Él respiró hondo y notó la mordiente del aire frío en los pulmones.
– Si hago con esto lo que yo creo que se debe hacer -dijo, y procuró medir sus palabras-, ¿sabes cuáles serán las consecuencias?
– No. ¿Y tú?
– Sé que la cosa se pondrá fea. ¿Y Mal?
– Ah -dijo ella-, Mal podrá subsistir. A fin de cuentas, fue el menos implicado.
– Yo creía que… -calló.
– Tú creías que Mal era el padre de la hija de esa infortunada mujer. Sí, sé que eso es lo que creías. Por eso quise que hablaras con él. Pensé que él te diría cómo habían sido las cosas en realidad. Pero ni por ésas, claro que no.

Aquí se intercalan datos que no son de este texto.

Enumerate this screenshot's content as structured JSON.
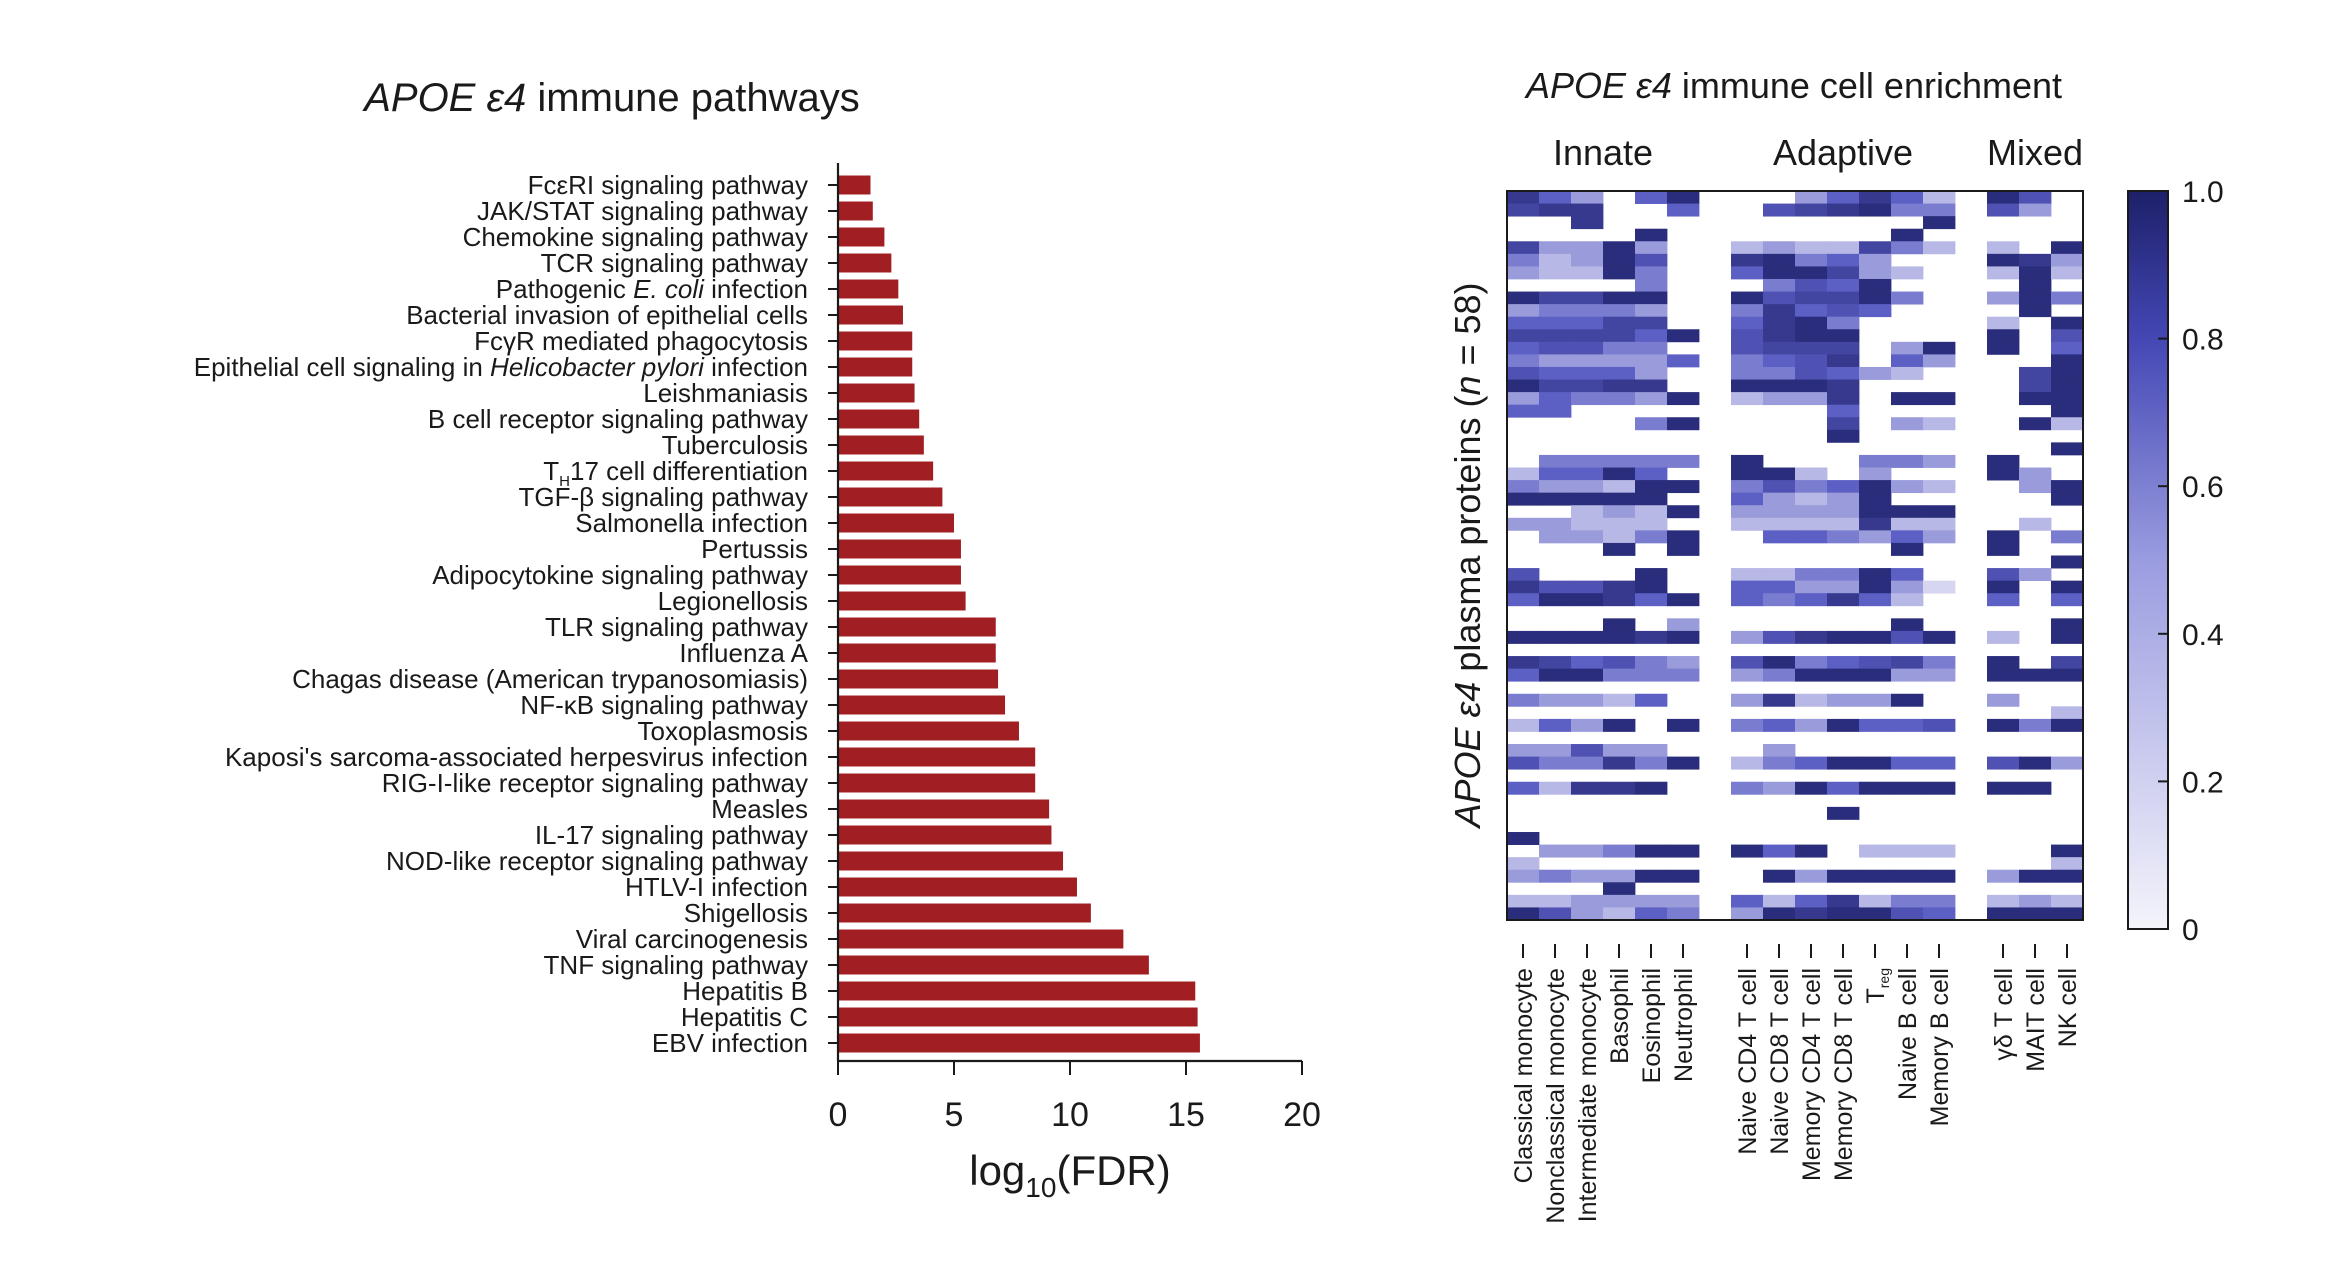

Es muy leal… con un padre que nunca le quiso. ¿No te parece irónico?
Callaron los dos entonces. Él pensó que debería besarla, pero supo que era imposible.
– Adiós, Sarah -le dijo.
– Adiós, Quirke -ella lo miraba a la cara con una tenue sonrisa, una sonrisa burlona-. A ti sí te quiso, ¿sabes? No, más bien, ahí está el quid. Nunca lo supiste.